The "Transfer between Databases" module reads data from various source tables of a source database with the help of a SQL query and writes it to a target table in the target database. The SQL query is defined by the datasqill developer via the GUI. All data objects used in the query must be in the same database.
| Name | Meaning |
|---|---|
| Module | Transfer |
| Module Class | DsModRemote |
| Type | Java |
| Purpose | Transfer data between 2 databases e.g. Staging |
| Transformation Code | SQL query |
| Sources | Tables in the source database |
| Targets | Tables in the database |
The "Transfer between Databases" module is controlled by a SQL query that the datasqill developer defines. The module reads data from the source tables with the help of this query and writes it to a target table. In contrast to modules that operate within a database, in this module rows are read from the source database and written to the target database.
The following simple example shows how to transfer data with the help of the module. First, the SQL query used:
SELECT c_custkey AS key
, c_name AS name
FROM staging.customer
If the target schema is "demo" and the target table is "d_customer", the module generates the following SQL for inserting into the target database:
INSERT INTO demo.d_customer (key, name) VALUES(?,?)
As can be seen in the example, the column names of the target table must be specified as aliases when the source columns have different names. In the example, the target table "d_customer" has the columns "key" and "name". This applies especially when using literals or functions to generate column values, as in this example:
SELECT c_custkey AS key
, c_name AS name
, 'de' AS country
, CURRENT_DATE() AS createdate
FROM staging.customer
Data sources and data targets of the module are database tables. Sources and targets can be in different databases. The module supports multiple source tables but only one target table.
The sources of the module are tables that are read via the query defined by the datasqill developer. For these tables, the datasqill runtime user must have read rights. All source tables used in the SQL query must be connected to the module input in the datasqill GUI in the graphical data model.

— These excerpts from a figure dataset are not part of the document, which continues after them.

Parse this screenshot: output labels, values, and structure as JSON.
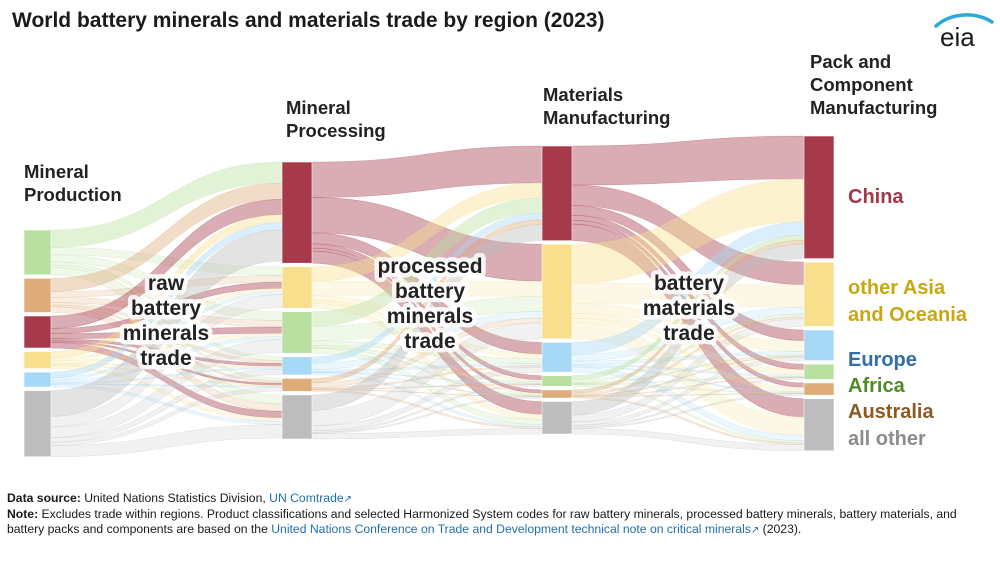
{
  "title": "World battery minerals and materials trade by region (2023)",
  "logo_text": "eia",
  "colors": {
    "China": "#a63a4a",
    "other Asia and Oceania": "#f8df8e",
    "Europe": "#a7d8f6",
    "Africa": "#b9e0a0",
    "Australia": "#deab7a",
    "all other": "#bdbdbd",
    "China_label": "#a03a48",
    "other Asia and Oceania_label": "#c9a712",
    "Europe_label": "#2f6fa8",
    "Africa_label": "#4f8a24",
    "Australia_label": "#8c5a22",
    "all other_label": "#8c8c8c"
  },
  "chart_data": {
    "type": "sankey",
    "title": "World battery minerals and materials trade by region (2023)",
    "stages": [
      {
        "name": "Mineral Production",
        "label_lines": [
          "Mineral",
          "Production"
        ],
        "nodes": [
          {
            "region": "Africa",
            "share": 0.21
          },
          {
            "region": "Australia",
            "share": 0.16
          },
          {
            "region": "China",
            "share": 0.15
          },
          {
            "region": "other Asia and Oceania",
            "share": 0.08
          },
          {
            "region": "Europe",
            "share": 0.07
          },
          {
            "region": "all other",
            "share": 0.31
          }
        ]
      },
      {
        "name": "Mineral Processing",
        "label_lines": [
          "Mineral",
          "Processing"
        ],
        "nodes": [
          {
            "region": "China",
            "share": 0.39
          },
          {
            "region": "other Asia and Oceania",
            "share": 0.16
          },
          {
            "region": "Africa",
            "share": 0.16
          },
          {
            "region": "Europe",
            "share": 0.07
          },
          {
            "region": "Australia",
            "share": 0.05
          },
          {
            "region": "all other",
            "share": 0.17
          }
        ]
      },
      {
        "name": "Materials Manufacturing",
        "label_lines": [
          "Materials",
          "Manufacturing"
        ],
        "nodes": [
          {
            "region": "China",
            "share": 0.35
          },
          {
            "region": "other Asia and Oceania",
            "share": 0.35
          },
          {
            "region": "Europe",
            "share": 0.11
          },
          {
            "region": "Africa",
            "share": 0.04
          },
          {
            "region": "Australia",
            "share": 0.03
          },
          {
            "region": "all other",
            "share": 0.12
          }
        ]
      },
      {
        "name": "Pack and Component Manufacturing",
        "label_lines": [
          "Pack and",
          "Component",
          "Manufacturing"
        ],
        "nodes": [
          {
            "region": "China",
            "share": 0.4
          },
          {
            "region": "other Asia and Oceania",
            "share": 0.21
          },
          {
            "region": "Europe",
            "share": 0.1
          },
          {
            "region": "Africa",
            "share": 0.05
          },
          {
            "region": "Australia",
            "share": 0.04
          },
          {
            "region": "all other",
            "share": 0.17
          }
        ]
      }
    ],
    "trade_labels": [
      {
        "lines": [
          "raw",
          "battery",
          "minerals",
          "trade"
        ]
      },
      {
        "lines": [
          "processed",
          "battery",
          "minerals",
          "trade"
        ]
      },
      {
        "lines": [
          "battery",
          "materials",
          "trade"
        ]
      }
    ],
    "legend": [
      {
        "region": "China",
        "lines": [
          "China"
        ]
      },
      {
        "region": "other Asia and Oceania",
        "lines": [
          "other Asia",
          "and Oceania"
        ]
      },
      {
        "region": "Europe",
        "lines": [
          "Europe"
        ]
      },
      {
        "region": "Africa",
        "lines": [
          "Africa"
        ]
      },
      {
        "region": "Australia",
        "lines": [
          "Australia"
        ]
      },
      {
        "region": "all other",
        "lines": [
          "all other"
        ]
      }
    ],
    "legend_placement": "right"
  },
  "footer": {
    "source_label": "Data source:",
    "source_text": "United Nations Statistics Division,",
    "source_link": "UN Comtrade",
    "note_label": "Note:",
    "note_text": "Excludes trade within regions. Product classifications and selected Harmonized System codes for raw battery minerals, processed battery minerals, battery materials, and battery packs and components are based on the",
    "note_link": "United Nations Conference on Trade and Development technical note on critical minerals",
    "note_end": "(2023).",
    "ext_icon": "↗"
  }
}
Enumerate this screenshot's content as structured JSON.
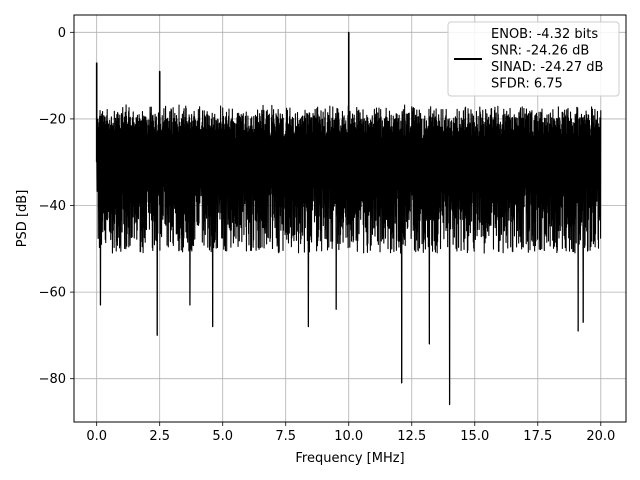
{
  "chart_data": {
    "type": "line",
    "xlabel": "Frequency [MHz]",
    "ylabel": "PSD [dB]",
    "xlim": [
      -0.9,
      21.0
    ],
    "ylim": [
      -90,
      4
    ],
    "xticks": [
      0,
      2.5,
      5,
      7.5,
      10,
      12.5,
      15,
      17.5,
      20
    ],
    "xtick_labels": [
      "0.0",
      "2.5",
      "5.0",
      "7.5",
      "10.0",
      "12.5",
      "15.0",
      "17.5",
      "20.0"
    ],
    "yticks": [
      0,
      -20,
      -40,
      -60,
      -80
    ],
    "ytick_labels": [
      "0",
      "−20",
      "−40",
      "−60",
      "−80"
    ],
    "grid": true,
    "legend_position": "top-right",
    "series": [
      {
        "color": "#000000",
        "x_range": [
          0,
          20
        ],
        "noise_band_db": [
          -47,
          -18
        ],
        "peaks": [
          {
            "x": 0.0,
            "y": -7
          },
          {
            "x": 2.5,
            "y": -9
          },
          {
            "x": 10.0,
            "y": 0
          }
        ],
        "dips": [
          {
            "x": 0.15,
            "y": -63
          },
          {
            "x": 2.4,
            "y": -70
          },
          {
            "x": 3.7,
            "y": -63
          },
          {
            "x": 4.6,
            "y": -68
          },
          {
            "x": 8.4,
            "y": -68
          },
          {
            "x": 9.5,
            "y": -64
          },
          {
            "x": 12.1,
            "y": -81
          },
          {
            "x": 13.2,
            "y": -72
          },
          {
            "x": 14.0,
            "y": -86
          },
          {
            "x": 19.1,
            "y": -69
          },
          {
            "x": 19.3,
            "y": -67
          }
        ]
      }
    ],
    "legend_lines": [
      "ENOB: -4.32 bits",
      "SNR: -24.26 dB",
      "SINAD: -24.27 dB",
      "SFDR: 6.75"
    ]
  }
}
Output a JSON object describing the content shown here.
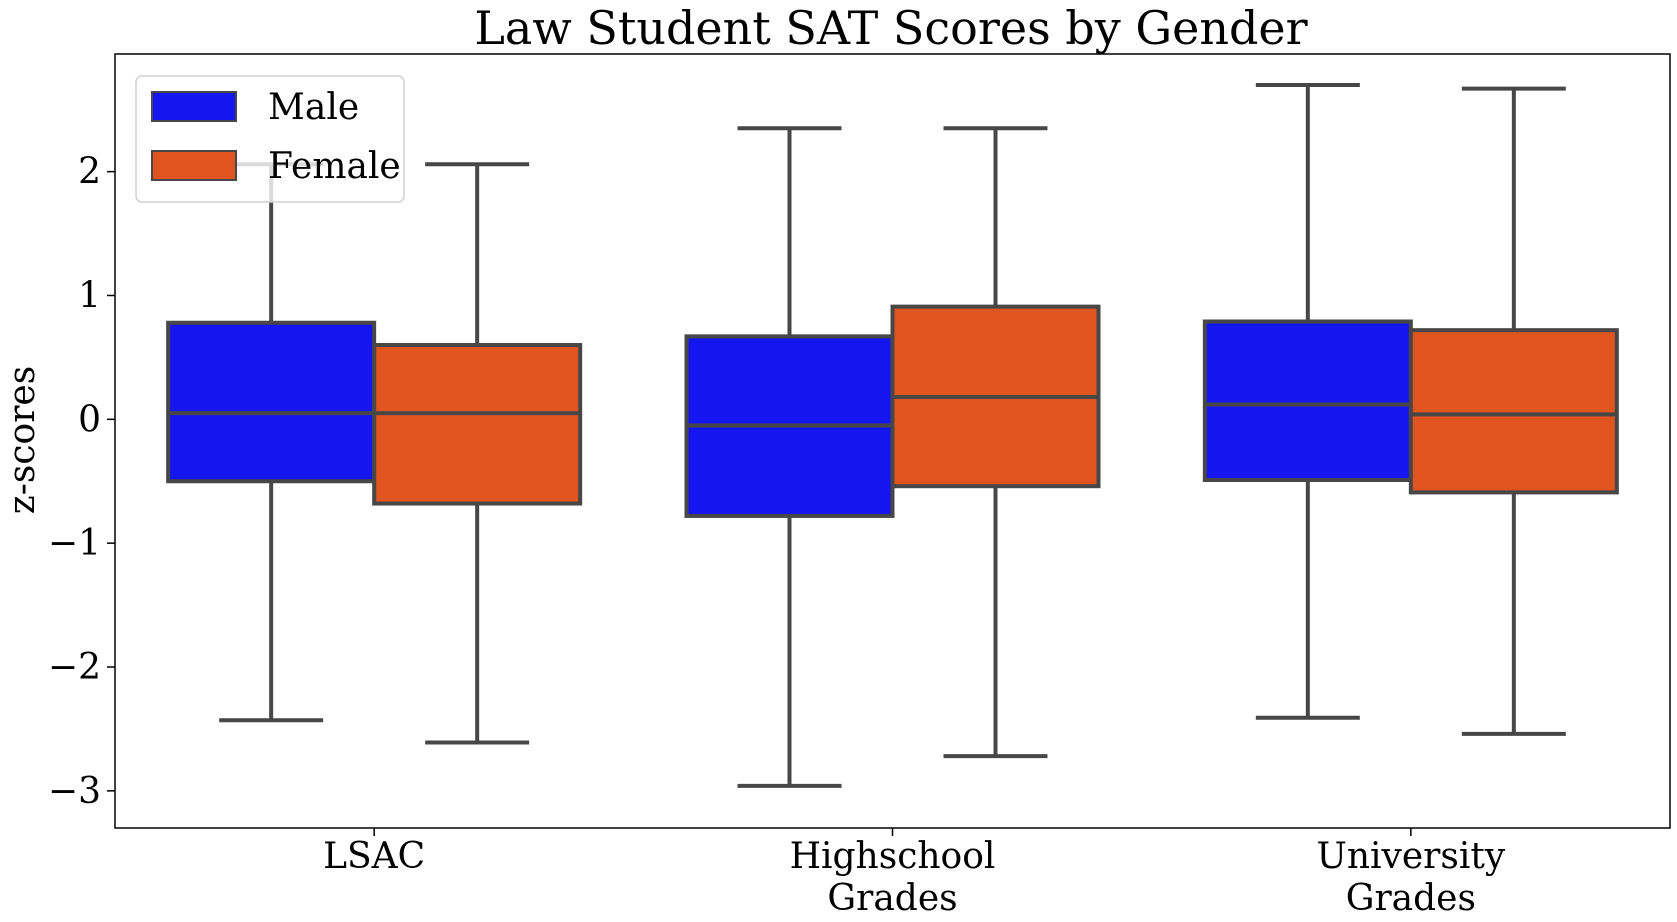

The target of the module is a single table. For this, the datasqill runtime user must have write rights. The target table must be connected to the module output in the datasqill GUI in the graphical data model.
There are different attributes for optionally emptying the table completely or partially before writing. These can be optionally activated during installation
If the boolean attribute Truncate Before is offered, then the other attributes for emptying the table are suppressed. If this attribute is activated, the table is completely emptied beforehand. If the target database offers a procedure for TRUNCATE TABLE, it is used. Otherwise all rows are deleted with the DELETE command.
If the boolean attribute Delete Before is offered, then the textbox Delete Condition and the boolean attribute Source Condition also become available. If this attribute is activated, deletion is performed according to different strategies:
A Select statement can be specified here. If the attribute Execute loop query in source db is activated, then the query is executed in the source database, otherwise in the target database. The columns returned by the Loop Query can be used as variables in the main query. The main query is executed once per row in the Loop Query
If activated, the main query is validated
In cases such as loop query from the target database (i.e. Execute loop query in source db not activated), it must be specified which database should be used for the source query. The database ID must be specified here
Fetch Size is the size of the read buffer in rows and Write Size the size of the write buffer in rows. A good balance between data throughput and memory usage must be found. With queries that have many and large columns, memory usage increases and can reach the limit of available memory. It should also be considered that the (virtual) machine on which datasqill runs has sufficient memory; especially when many processes use this module simultaneously.
All data from a table should be copied from a source database to the target database in the same structure. For this, a similar table must be created in the target database, as well as a mapping that performs the copy operation.
Assume there is the following table in a Postgres database:
CREATE TABLE artikel (
artikel_nr character varying(30) NOT NULL
, bezeichnung character varying(60)
, preis numeric(14,2)
, PRIMARY KEY (artikel_nr)
);
This statement can be viewed when you create an object in datasqill that points to this table and then click the "Show Table Create Script" button.
In the target database (here Exasol) a table with the same columns is created:
CREATE TABLE artikel (
artikel_nr VARCHAR(30) UTF8 NOT NULL
, bezeichnung VARCHAR(60) UTF8
, preis DOUBLE
, PRIMARY KEY (artikel_nr)
);
Now connect the source object in datasqill to a new action and this to a new object that points to the Exasol target table (refresh the database in the object first once). The Select statement can be copied from "Show Table Create Script":
SELECT artikel_nr
, bezeichnung
, preis
FROM softquadrat.artikel
The action then looks like this:
You can now regularly copy the data with this transformation.